Beyond the law itself, it seems axiomatic that while parents do have the right to decline to follow the vaccination schedule for their children, or to decline to have them vaccinated at all for either religious reasons or because they have become convinced of mostly flawed arguments that the vaccines pose a risk to their children, they do not have a right to expose others to the danger of being infected with a communicable disease. If you want to send your children to public schools, it doesn’t seem to be at all unreasonable to require that those children be up to date on their vaccines unless there is a valid reason to the contrary. Indeed, even a parent’s authority to make medical decisions for their child is limited by the fact that courts can and do take action in situations where a parent is acting or refusing to act in a manner that puts a child’s health in immediate danger.

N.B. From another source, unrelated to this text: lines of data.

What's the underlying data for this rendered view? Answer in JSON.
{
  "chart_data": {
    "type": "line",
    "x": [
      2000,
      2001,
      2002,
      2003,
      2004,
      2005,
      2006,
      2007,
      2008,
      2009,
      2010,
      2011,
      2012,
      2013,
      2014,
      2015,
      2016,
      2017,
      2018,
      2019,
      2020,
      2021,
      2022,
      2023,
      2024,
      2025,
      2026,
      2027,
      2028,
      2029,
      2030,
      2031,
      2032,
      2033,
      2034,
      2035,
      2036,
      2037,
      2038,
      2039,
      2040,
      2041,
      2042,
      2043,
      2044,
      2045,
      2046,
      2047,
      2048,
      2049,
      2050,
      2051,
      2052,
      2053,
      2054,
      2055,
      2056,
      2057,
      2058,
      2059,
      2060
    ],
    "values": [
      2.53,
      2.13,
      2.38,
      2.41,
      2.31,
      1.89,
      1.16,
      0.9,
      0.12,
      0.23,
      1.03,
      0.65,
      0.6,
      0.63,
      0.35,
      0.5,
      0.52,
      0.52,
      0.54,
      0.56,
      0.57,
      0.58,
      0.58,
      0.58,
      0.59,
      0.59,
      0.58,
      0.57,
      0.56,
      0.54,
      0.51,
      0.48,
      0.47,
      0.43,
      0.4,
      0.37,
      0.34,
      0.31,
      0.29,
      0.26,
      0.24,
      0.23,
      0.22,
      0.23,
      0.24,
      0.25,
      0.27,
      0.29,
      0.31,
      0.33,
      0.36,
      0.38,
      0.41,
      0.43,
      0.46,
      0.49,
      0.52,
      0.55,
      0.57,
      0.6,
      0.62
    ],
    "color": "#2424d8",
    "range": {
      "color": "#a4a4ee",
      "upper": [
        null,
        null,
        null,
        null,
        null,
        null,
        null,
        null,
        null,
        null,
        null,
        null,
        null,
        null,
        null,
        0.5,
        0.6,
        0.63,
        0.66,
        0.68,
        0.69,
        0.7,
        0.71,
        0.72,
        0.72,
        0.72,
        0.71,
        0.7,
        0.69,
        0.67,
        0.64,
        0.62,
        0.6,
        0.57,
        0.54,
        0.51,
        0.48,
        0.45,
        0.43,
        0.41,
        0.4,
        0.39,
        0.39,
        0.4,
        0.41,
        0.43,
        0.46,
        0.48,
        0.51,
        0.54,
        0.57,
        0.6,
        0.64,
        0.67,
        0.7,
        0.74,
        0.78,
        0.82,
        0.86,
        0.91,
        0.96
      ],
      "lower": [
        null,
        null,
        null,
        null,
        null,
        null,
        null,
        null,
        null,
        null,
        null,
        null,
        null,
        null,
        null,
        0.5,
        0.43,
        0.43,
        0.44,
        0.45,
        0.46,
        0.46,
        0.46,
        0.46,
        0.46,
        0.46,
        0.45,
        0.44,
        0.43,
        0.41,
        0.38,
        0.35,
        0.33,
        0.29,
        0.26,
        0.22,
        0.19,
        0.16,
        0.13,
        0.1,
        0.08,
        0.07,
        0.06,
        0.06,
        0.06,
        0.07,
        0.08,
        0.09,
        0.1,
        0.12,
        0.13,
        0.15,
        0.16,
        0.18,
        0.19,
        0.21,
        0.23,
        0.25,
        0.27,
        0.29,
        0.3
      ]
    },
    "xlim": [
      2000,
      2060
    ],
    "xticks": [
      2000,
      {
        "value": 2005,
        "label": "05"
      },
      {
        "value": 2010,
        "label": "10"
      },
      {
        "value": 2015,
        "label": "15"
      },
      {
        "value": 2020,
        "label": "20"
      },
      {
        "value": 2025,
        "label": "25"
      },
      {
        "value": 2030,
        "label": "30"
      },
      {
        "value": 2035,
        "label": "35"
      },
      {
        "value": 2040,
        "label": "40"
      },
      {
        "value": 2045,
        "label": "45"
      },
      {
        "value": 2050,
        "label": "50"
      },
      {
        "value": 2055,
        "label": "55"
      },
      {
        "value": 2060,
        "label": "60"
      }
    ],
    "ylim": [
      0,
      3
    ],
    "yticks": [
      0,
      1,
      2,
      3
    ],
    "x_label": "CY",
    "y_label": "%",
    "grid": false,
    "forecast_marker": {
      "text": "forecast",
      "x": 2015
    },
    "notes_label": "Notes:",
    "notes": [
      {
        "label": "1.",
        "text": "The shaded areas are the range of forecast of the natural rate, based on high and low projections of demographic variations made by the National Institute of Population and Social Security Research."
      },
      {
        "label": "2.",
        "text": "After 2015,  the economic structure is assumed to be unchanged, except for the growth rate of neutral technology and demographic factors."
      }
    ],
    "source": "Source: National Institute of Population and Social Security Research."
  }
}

At the very least, the sanction of having to keep the child home from school when their unvaccinated status could pose a risk to others seems to me to be an entirely reasonable response under the circumstances. As for vaccination itself, the fact that we are presently seeing record levels of diseases such as Measles and Whopping Cough that can be directly attributed to parents not vaccinating their children is arguably sufficient justification on its own for those requirements. In the end, though, what we are talking about here isn’t a mandatory vaccination law like the one at issue in Jacobson and it is far less stringent than the absolute bar to admission at issue in Zucht. If the laws in those cases are valid under the 14th Amendment, then certainly the rule in this case should be as well. The New York City policy is, at its heart, a regulation designed to protect the health of children attending public school. As a general rule, and so long as the law in question makes appropriate provisions for exemptions on medical or religious grounds, I really don’t see what can possibly be objectionable about that.